Allison, Mercedes’ Chief Technical Officer, was speaking in Mercedes’ Race Debrief video on their YouTube channel, where he said that analyzing the incident in retrospect, eventually pitting Hamilton when the team did might have been too late.
“As ever with strategy, at the end of the race it’s always obvious… what would have been the perfect lap [to pit on],” said Allison.
“However, if we look at it overall, the best time to have stopped would have been around the [Lap] 36, 37 mark, that was when Valtteri [Bottas, who eventually won the race] and Verstappen stopped.

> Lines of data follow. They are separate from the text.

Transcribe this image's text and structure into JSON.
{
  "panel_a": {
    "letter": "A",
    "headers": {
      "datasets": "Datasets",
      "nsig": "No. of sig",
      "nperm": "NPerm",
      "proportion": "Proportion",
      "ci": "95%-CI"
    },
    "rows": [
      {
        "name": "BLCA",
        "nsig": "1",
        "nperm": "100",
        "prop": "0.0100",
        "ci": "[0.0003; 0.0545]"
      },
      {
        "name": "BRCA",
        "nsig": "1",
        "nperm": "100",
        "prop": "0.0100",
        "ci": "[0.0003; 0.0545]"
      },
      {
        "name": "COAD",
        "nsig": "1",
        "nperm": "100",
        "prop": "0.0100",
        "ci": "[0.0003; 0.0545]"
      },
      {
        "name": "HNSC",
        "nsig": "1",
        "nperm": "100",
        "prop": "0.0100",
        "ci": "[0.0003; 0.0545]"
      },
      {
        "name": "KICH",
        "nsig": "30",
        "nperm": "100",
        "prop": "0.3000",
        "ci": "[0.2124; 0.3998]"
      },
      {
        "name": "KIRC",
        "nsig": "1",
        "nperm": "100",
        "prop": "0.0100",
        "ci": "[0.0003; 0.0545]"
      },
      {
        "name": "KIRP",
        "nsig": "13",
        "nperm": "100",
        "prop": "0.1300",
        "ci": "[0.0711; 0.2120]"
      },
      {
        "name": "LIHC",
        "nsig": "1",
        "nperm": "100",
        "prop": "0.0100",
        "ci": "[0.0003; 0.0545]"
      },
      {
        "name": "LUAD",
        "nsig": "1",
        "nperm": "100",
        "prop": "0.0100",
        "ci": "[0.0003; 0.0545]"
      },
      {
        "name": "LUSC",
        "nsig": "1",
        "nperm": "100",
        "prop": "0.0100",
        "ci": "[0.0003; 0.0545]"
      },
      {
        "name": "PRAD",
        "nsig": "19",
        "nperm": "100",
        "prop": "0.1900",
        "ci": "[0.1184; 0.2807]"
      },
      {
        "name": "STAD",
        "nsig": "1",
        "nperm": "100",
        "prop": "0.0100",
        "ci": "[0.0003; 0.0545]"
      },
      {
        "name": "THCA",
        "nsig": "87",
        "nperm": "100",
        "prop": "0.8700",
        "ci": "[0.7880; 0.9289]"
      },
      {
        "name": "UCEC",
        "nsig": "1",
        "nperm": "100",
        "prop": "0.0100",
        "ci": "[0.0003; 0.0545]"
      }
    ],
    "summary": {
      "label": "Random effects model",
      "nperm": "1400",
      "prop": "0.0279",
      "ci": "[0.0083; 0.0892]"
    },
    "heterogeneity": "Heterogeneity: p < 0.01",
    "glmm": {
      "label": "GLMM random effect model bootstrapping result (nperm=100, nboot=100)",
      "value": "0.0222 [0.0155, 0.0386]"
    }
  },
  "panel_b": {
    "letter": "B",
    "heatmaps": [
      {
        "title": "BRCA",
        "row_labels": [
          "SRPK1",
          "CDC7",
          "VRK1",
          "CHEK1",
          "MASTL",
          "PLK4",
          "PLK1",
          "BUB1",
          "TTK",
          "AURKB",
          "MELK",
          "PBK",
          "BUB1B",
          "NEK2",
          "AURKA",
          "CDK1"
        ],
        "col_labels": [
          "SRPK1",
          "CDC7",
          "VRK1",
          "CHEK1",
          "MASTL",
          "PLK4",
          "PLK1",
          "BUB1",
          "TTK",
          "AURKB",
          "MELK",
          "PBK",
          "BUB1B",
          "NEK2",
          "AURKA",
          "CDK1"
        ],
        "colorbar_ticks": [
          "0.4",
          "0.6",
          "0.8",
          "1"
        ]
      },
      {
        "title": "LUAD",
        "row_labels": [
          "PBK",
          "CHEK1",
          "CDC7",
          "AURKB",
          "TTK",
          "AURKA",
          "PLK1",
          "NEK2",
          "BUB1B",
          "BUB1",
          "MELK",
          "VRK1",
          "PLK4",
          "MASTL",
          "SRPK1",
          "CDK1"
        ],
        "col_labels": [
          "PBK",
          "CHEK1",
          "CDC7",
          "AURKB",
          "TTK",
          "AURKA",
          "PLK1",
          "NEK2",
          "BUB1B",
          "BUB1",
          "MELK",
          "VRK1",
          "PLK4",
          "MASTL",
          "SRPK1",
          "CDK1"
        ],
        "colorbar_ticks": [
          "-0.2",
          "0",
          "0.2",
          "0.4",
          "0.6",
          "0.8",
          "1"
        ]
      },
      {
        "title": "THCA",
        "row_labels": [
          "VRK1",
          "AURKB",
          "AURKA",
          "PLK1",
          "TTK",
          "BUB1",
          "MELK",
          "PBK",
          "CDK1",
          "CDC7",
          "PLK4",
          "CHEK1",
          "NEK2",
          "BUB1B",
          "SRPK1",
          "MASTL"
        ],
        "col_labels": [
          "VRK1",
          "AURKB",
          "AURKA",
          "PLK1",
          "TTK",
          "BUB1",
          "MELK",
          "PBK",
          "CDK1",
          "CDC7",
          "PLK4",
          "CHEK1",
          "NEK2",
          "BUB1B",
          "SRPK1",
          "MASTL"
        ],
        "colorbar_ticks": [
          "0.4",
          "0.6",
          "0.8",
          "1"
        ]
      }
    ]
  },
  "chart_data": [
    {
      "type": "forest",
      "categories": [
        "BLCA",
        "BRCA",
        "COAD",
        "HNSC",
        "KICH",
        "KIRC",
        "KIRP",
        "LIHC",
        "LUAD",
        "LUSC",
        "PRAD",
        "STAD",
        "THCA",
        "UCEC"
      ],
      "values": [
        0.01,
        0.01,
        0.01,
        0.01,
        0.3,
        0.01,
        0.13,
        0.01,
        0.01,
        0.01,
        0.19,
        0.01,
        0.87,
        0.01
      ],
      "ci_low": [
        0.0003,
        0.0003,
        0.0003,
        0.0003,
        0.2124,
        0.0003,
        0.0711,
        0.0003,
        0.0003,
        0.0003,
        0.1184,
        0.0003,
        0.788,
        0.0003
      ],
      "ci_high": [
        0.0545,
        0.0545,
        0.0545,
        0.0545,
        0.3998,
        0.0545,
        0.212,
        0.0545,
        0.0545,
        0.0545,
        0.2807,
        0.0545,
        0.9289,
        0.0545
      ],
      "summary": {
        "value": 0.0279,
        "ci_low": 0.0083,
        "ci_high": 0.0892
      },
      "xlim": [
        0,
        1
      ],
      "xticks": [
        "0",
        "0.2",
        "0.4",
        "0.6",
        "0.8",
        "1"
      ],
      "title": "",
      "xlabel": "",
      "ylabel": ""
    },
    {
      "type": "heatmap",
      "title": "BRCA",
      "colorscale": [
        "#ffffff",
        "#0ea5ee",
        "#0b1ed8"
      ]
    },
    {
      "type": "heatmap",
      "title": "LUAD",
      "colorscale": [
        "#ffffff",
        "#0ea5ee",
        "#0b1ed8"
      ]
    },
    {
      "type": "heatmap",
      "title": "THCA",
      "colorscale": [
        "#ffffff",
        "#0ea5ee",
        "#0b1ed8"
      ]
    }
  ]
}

“Had Lewis done the same and then treated his tyres nice and gently, then in all likelihood he would have come in a strong fourth, maybe be able to pressurise [Sergio] Perez for third and perhaps overtake him. That would have been optimum,” he explained.
“We didn’t do that,” lamented Allison. “We stayed out for longer than that hoping that the track would go dry, hoping for a little while that the tyres would last… and we would get the easiest third place on offer at the time simply by inheriting it from those that did do a pit stop.”

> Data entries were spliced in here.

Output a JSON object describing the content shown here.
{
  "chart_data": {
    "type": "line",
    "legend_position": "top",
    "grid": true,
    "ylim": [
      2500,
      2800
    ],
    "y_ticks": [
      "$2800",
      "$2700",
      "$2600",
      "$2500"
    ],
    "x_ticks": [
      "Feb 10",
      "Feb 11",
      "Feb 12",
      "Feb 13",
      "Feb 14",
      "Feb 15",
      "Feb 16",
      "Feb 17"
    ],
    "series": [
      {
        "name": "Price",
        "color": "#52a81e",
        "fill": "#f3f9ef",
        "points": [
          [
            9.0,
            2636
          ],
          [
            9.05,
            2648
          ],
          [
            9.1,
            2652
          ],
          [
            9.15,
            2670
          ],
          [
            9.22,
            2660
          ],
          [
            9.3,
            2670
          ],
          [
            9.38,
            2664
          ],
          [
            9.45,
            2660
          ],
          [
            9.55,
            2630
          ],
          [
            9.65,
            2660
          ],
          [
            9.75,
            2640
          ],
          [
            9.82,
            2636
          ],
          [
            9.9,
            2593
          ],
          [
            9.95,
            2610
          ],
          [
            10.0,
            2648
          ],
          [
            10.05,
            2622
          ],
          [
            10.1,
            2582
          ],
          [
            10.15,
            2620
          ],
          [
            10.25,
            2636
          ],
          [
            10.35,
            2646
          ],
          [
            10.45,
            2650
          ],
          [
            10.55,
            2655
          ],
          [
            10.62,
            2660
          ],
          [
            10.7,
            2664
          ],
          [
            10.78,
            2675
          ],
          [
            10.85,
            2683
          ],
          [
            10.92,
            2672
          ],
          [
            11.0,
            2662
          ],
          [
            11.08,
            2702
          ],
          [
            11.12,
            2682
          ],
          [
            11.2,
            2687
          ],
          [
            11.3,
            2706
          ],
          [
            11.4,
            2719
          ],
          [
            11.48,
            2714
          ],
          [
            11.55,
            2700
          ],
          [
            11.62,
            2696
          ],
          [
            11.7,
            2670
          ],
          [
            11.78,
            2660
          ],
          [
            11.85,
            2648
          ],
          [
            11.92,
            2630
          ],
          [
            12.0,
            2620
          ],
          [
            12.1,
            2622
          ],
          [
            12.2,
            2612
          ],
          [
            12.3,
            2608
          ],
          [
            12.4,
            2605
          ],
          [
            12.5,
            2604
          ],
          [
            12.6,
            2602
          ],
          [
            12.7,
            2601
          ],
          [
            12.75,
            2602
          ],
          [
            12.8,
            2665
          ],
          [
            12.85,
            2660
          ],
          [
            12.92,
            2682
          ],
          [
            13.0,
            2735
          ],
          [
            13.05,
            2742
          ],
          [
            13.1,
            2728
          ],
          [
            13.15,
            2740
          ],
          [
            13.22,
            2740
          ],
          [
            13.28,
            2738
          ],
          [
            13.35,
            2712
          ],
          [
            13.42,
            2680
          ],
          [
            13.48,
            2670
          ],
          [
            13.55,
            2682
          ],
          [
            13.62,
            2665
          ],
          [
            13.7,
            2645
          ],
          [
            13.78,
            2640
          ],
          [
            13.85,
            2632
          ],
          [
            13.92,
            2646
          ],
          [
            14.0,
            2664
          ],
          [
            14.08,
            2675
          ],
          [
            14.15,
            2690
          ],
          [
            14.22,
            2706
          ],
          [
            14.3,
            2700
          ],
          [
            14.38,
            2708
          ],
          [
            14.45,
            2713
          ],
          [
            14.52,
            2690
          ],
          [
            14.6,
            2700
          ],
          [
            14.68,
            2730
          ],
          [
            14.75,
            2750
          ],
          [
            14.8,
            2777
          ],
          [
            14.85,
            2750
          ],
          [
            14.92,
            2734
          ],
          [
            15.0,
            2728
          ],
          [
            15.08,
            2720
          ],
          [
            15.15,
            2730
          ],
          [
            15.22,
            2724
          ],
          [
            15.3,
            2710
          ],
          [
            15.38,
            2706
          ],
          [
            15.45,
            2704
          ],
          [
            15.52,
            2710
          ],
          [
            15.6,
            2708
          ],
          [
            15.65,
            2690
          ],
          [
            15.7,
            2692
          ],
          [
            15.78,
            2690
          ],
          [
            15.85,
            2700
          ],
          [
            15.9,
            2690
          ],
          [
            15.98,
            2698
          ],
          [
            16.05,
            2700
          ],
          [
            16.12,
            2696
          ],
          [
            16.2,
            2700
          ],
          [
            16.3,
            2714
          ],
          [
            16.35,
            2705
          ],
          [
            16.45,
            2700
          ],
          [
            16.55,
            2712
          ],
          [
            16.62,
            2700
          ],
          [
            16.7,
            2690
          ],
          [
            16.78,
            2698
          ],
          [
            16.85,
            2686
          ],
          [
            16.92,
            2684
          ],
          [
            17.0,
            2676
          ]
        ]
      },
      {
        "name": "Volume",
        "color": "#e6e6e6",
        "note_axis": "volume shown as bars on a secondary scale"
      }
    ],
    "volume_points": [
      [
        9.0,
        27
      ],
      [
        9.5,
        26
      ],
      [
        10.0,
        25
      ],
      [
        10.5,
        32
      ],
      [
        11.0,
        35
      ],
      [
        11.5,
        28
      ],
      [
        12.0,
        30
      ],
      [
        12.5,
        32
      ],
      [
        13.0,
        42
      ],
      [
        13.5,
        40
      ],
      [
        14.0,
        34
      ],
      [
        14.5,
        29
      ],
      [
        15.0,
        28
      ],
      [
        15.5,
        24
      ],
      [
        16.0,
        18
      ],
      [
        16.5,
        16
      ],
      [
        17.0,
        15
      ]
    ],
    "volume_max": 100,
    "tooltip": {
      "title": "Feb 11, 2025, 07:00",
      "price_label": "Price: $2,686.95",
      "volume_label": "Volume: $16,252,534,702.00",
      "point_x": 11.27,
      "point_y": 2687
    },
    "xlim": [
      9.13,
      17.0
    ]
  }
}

But the reality was different as the track was never sufficiently dry for slick tyres to work, and Mercedes were looking at damage limitation.
Allison reflected and said: “By the time we realised that we should have made that stop then and we were looking to cut our losses, it was round about Lap 41 –and that too would have been okay, that would have been a fourth-place type of stop. In the end we pushed on a bit longer than that, another nine laps with the tyres degrading all the while.”

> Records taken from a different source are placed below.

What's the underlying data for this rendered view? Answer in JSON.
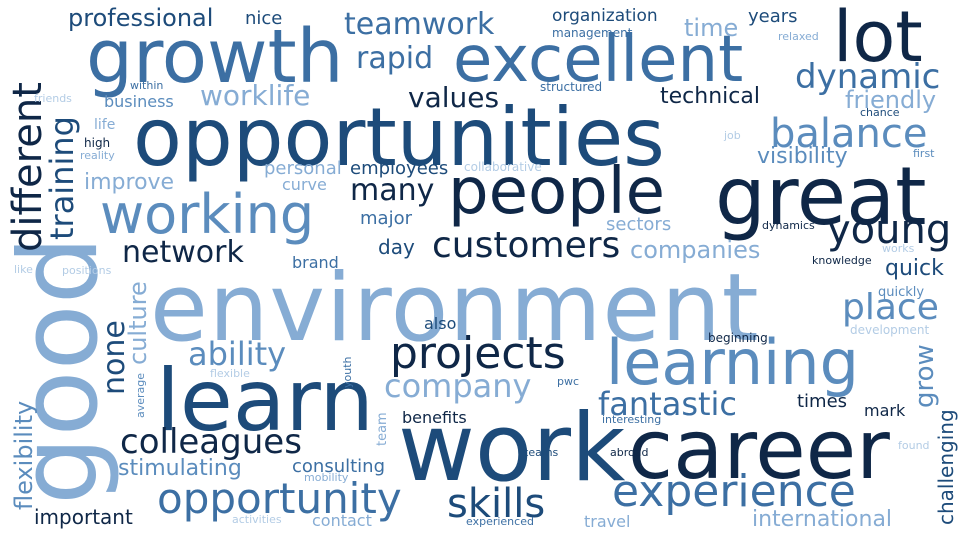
{
  "colors": {
    "navy": "#0f2747",
    "dark": "#1d4b7a",
    "mid": "#3c6fa3",
    "steel": "#5b8cbd",
    "light": "#86acd4",
    "pale": "#b3cce5"
  },
  "words": [
    {
      "text": "environment",
      "color": "light"
    },
    {
      "text": "opportunities",
      "color": "dark"
    },
    {
      "text": "work",
      "color": "dark"
    },
    {
      "text": "good",
      "color": "light"
    },
    {
      "text": "career",
      "color": "navy"
    },
    {
      "text": "great",
      "color": "navy"
    },
    {
      "text": "people",
      "color": "navy"
    },
    {
      "text": "growth",
      "color": "mid"
    },
    {
      "text": "excellent",
      "color": "mid"
    },
    {
      "text": "lot",
      "color": "navy"
    },
    {
      "text": "learn",
      "color": "dark"
    },
    {
      "text": "learning",
      "color": "steel"
    },
    {
      "text": "working",
      "color": "steel"
    },
    {
      "text": "experience",
      "color": "mid"
    },
    {
      "text": "opportunity",
      "color": "mid"
    },
    {
      "text": "projects",
      "color": "navy"
    },
    {
      "text": "skills",
      "color": "dark"
    },
    {
      "text": "colleagues",
      "color": "navy"
    },
    {
      "text": "customers",
      "color": "navy"
    },
    {
      "text": "different",
      "color": "navy"
    },
    {
      "text": "balance",
      "color": "steel"
    },
    {
      "text": "young",
      "color": "navy"
    },
    {
      "text": "dynamic",
      "color": "mid"
    },
    {
      "text": "teamwork",
      "color": "mid"
    },
    {
      "text": "fantastic",
      "color": "mid"
    },
    {
      "text": "company",
      "color": "light"
    },
    {
      "text": "ability",
      "color": "steel"
    },
    {
      "text": "network",
      "color": "navy"
    },
    {
      "text": "training",
      "color": "dark"
    },
    {
      "text": "place",
      "color": "steel"
    },
    {
      "text": "many",
      "color": "navy"
    },
    {
      "text": "rapid",
      "color": "mid"
    },
    {
      "text": "worklife",
      "color": "light"
    },
    {
      "text": "values",
      "color": "navy"
    },
    {
      "text": "professional",
      "color": "dark"
    },
    {
      "text": "none",
      "color": "dark"
    },
    {
      "text": "flexibility",
      "color": "steel"
    },
    {
      "text": "grow",
      "color": "steel"
    },
    {
      "text": "stimulating",
      "color": "steel"
    },
    {
      "text": "companies",
      "color": "light"
    },
    {
      "text": "friendly",
      "color": "light"
    },
    {
      "text": "visibility",
      "color": "steel"
    },
    {
      "text": "international",
      "color": "light"
    },
    {
      "text": "culture",
      "color": "light"
    },
    {
      "text": "quick",
      "color": "dark"
    },
    {
      "text": "technical",
      "color": "navy"
    },
    {
      "text": "time",
      "color": "light"
    },
    {
      "text": "improve",
      "color": "light"
    },
    {
      "text": "consulting",
      "color": "mid"
    },
    {
      "text": "challenging",
      "color": "dark"
    },
    {
      "text": "important",
      "color": "navy"
    },
    {
      "text": "employees",
      "color": "dark"
    },
    {
      "text": "personal",
      "color": "light"
    },
    {
      "text": "business",
      "color": "steel"
    },
    {
      "text": "organization",
      "color": "dark"
    },
    {
      "text": "nice",
      "color": "dark"
    },
    {
      "text": "years",
      "color": "dark"
    },
    {
      "text": "day",
      "color": "dark"
    },
    {
      "text": "major",
      "color": "mid"
    },
    {
      "text": "brand",
      "color": "mid"
    },
    {
      "text": "sectors",
      "color": "light"
    },
    {
      "text": "also",
      "color": "dark"
    },
    {
      "text": "benefits",
      "color": "navy"
    },
    {
      "text": "times",
      "color": "navy"
    },
    {
      "text": "mark",
      "color": "navy"
    },
    {
      "text": "travel",
      "color": "light"
    },
    {
      "text": "contact",
      "color": "light"
    },
    {
      "text": "curve",
      "color": "light"
    },
    {
      "text": "management",
      "color": "mid"
    },
    {
      "text": "structured",
      "color": "mid"
    },
    {
      "text": "relaxed",
      "color": "light"
    },
    {
      "text": "friends",
      "color": "pale"
    },
    {
      "text": "within",
      "color": "mid"
    },
    {
      "text": "life",
      "color": "light"
    },
    {
      "text": "high",
      "color": "navy"
    },
    {
      "text": "reality",
      "color": "light"
    },
    {
      "text": "collaborative",
      "color": "pale"
    },
    {
      "text": "job",
      "color": "pale"
    },
    {
      "text": "chance",
      "color": "dark"
    },
    {
      "text": "first",
      "color": "steel"
    },
    {
      "text": "dynamics",
      "color": "navy"
    },
    {
      "text": "works",
      "color": "pale"
    },
    {
      "text": "knowledge",
      "color": "navy"
    },
    {
      "text": "quickly",
      "color": "steel"
    },
    {
      "text": "development",
      "color": "pale"
    },
    {
      "text": "beginning",
      "color": "navy"
    },
    {
      "text": "like",
      "color": "pale"
    },
    {
      "text": "positions",
      "color": "pale"
    },
    {
      "text": "flexible",
      "color": "pale"
    },
    {
      "text": "youth",
      "color": "mid"
    },
    {
      "text": "average",
      "color": "steel"
    },
    {
      "text": "pwc",
      "color": "mid"
    },
    {
      "text": "team",
      "color": "light"
    },
    {
      "text": "mobility",
      "color": "light"
    },
    {
      "text": "teams",
      "color": "dark"
    },
    {
      "text": "interesting",
      "color": "mid"
    },
    {
      "text": "abroad",
      "color": "navy"
    },
    {
      "text": "found",
      "color": "pale"
    },
    {
      "text": "experienced",
      "color": "mid"
    },
    {
      "text": "activities",
      "color": "pale"
    }
  ]
}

Then added: “When we eventually did call Lewis in, it was because the lap time chart that we use to make our predictions was telling us that it was not looking good for hanging on to the end of the race – that the car’s pace by then would be sufficiently poor that… we were looking at something that was somewhere in the region of seventh, eighth place, based on the way in which the tyres were progressively degrading.”
According to Allison, Hamilton’s Intermediate tyres might have survived the full race: “Yes, in all likelihood, we would have got to the end of the race on one set of tyres, able to circulate without difficulty,” he admitted.
“Ocon did that for example, and our car typically runs its rubber better than many of our competitors. So yes, we would have got to the end of the race.”
But Merecedes’ technical guru was doubtful of the Hamilton’s ability to sustain a decent pace on those final laps: “The question is, how quick would we have been? And the evidence there is pretty clear: We would have been very slow.
“The tyre was using its rubber throughout the entire race and towards the end, as the track approached dry but never quite got there, that wear accelerated.
“And Lewis’ lap times were starting to get worse lap by lap by lap. And while he would have made it to the end of the race, the pace would have been quite dismal by the time he got there,” Allison concluded.
Up next in a little over a week, the United States Grand Prix, in Austin, Texas will be Hamilton 173rd race as a Mercedes driver, as he trails title rival Max Verstappen by 6 points in the Formula 1 Drivers’ Championship after his fifth place at the 2021 Turkish Grand Prix.